Open-source infrastructure

Here is the high-level overview of the project I have worked on lately. Although the main goal (except for creating the tool I needed) was to practice my skills, I’ve learned something about OSS projects infrastructure additionally. I was quite excited to know that I’m able to use a production-grade toolchain while working on this project absolutely for free:

  • GitHub - for version-controlled hosting my code and simplistic project management;

  • Travis CI - for continuous integration and delivery (uploading artifacts in docker registry);

  • Coveralls - to keep an eye on unit test coverage;

  • DockerHub - a public docker image registry for the dockerized version of the tool;

  • Go Report Card - for static code analysis (7 linting tools).

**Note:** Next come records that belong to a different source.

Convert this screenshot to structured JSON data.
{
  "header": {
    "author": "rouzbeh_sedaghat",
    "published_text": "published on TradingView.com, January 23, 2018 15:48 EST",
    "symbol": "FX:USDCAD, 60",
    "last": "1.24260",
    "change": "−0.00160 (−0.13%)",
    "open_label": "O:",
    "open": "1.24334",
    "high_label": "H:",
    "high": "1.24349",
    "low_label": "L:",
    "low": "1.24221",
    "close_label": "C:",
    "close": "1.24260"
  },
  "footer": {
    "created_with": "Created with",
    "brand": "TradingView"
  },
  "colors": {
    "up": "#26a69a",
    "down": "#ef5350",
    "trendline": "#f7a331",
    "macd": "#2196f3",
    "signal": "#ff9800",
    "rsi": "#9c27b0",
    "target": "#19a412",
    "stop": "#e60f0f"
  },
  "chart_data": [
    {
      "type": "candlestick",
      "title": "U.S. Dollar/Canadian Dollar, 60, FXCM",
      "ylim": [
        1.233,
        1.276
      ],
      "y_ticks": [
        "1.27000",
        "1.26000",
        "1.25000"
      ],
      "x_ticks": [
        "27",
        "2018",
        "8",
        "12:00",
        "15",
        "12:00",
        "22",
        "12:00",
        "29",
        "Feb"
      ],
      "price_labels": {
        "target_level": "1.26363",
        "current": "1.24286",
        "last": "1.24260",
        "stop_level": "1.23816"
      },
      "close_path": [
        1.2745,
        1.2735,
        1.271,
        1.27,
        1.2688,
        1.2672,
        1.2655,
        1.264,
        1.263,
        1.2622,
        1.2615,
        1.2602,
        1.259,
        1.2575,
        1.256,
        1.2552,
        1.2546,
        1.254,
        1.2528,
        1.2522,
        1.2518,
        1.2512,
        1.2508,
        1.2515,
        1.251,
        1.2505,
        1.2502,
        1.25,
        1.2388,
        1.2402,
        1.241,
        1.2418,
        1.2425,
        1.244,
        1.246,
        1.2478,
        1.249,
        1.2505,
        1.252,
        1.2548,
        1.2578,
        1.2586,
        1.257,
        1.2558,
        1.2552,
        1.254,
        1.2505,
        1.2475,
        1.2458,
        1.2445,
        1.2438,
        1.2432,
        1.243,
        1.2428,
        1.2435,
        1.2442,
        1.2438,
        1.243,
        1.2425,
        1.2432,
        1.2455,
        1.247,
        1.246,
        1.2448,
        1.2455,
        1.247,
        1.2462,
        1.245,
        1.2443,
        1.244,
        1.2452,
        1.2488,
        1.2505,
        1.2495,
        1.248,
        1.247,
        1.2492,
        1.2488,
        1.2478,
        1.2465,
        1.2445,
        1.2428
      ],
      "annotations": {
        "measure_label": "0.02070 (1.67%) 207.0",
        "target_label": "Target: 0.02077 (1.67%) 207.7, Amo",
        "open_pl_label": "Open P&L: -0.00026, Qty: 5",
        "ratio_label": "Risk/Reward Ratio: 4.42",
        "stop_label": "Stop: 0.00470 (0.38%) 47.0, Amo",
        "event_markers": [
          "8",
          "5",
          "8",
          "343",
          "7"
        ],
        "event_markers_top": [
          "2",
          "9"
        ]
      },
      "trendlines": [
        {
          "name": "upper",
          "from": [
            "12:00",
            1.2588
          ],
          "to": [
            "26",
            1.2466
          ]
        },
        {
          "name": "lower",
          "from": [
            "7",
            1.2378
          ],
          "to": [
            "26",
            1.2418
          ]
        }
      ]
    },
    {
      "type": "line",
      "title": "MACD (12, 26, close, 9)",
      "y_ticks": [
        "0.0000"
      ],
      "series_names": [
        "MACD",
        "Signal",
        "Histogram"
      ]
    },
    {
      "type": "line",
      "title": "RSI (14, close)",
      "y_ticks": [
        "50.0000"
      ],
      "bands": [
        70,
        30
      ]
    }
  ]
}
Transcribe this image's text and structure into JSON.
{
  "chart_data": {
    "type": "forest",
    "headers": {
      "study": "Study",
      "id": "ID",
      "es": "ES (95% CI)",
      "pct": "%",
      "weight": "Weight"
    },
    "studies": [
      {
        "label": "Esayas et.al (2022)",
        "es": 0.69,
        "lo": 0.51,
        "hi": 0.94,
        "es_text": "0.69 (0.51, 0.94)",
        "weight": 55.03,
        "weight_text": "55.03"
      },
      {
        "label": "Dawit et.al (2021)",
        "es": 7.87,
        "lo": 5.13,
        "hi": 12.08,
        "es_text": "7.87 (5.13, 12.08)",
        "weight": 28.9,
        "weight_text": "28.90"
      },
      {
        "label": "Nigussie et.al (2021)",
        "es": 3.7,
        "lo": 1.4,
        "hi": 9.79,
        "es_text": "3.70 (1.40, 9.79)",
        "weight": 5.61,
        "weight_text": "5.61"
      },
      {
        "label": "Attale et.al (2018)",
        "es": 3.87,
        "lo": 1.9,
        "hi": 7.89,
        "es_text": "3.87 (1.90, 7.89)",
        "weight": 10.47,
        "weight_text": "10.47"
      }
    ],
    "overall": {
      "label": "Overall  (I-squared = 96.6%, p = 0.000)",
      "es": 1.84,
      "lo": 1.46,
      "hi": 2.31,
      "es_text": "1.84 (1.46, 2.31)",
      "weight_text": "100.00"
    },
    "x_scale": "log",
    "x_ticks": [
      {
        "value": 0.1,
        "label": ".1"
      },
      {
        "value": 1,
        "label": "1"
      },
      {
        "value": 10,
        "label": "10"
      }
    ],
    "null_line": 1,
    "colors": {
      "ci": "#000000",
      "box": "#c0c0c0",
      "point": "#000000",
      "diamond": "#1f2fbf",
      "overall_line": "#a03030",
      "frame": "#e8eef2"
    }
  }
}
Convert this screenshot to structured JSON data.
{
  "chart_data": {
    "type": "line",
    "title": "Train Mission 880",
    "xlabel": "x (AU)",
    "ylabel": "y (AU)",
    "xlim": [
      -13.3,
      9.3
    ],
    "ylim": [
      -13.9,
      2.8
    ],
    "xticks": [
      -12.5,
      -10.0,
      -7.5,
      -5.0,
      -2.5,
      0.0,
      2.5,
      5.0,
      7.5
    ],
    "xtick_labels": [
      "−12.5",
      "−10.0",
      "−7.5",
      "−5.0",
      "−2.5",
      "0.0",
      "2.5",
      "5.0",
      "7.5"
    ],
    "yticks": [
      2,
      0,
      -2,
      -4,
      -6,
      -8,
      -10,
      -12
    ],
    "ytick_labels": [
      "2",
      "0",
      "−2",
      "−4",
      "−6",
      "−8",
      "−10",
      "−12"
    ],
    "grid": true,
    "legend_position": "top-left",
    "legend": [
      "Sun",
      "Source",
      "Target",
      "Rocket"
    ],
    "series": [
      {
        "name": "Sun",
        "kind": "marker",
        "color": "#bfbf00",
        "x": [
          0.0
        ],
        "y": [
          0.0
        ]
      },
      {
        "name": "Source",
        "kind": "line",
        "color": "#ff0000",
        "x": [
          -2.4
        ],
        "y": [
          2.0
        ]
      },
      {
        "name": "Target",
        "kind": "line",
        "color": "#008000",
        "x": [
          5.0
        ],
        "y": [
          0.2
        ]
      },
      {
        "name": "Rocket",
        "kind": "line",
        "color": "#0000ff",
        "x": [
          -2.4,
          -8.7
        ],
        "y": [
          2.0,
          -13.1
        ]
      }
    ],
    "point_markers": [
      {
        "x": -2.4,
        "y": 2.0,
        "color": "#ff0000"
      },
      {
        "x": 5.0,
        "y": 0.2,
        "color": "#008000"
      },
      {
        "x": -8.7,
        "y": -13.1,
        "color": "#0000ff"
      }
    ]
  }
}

Not to mention open-source libraries used in the project:

  • Radix - a full-featured Redis client for Go,

  • Cobra - CLI applications framework,

  • Go-pretty - set of tools to render text tables and progress bars,

  • … and a couple of smaller ones.

Also special thanks to AnyChart for issuing a free open-source license for the project.

My point here, if you want to contribute to the open-source software world, you don’t have an excuse not to do so nowadays. It is free, convenient, and the only thing you have to invest is your time and talent. So go ahead and create the tool you lack and share it with the world.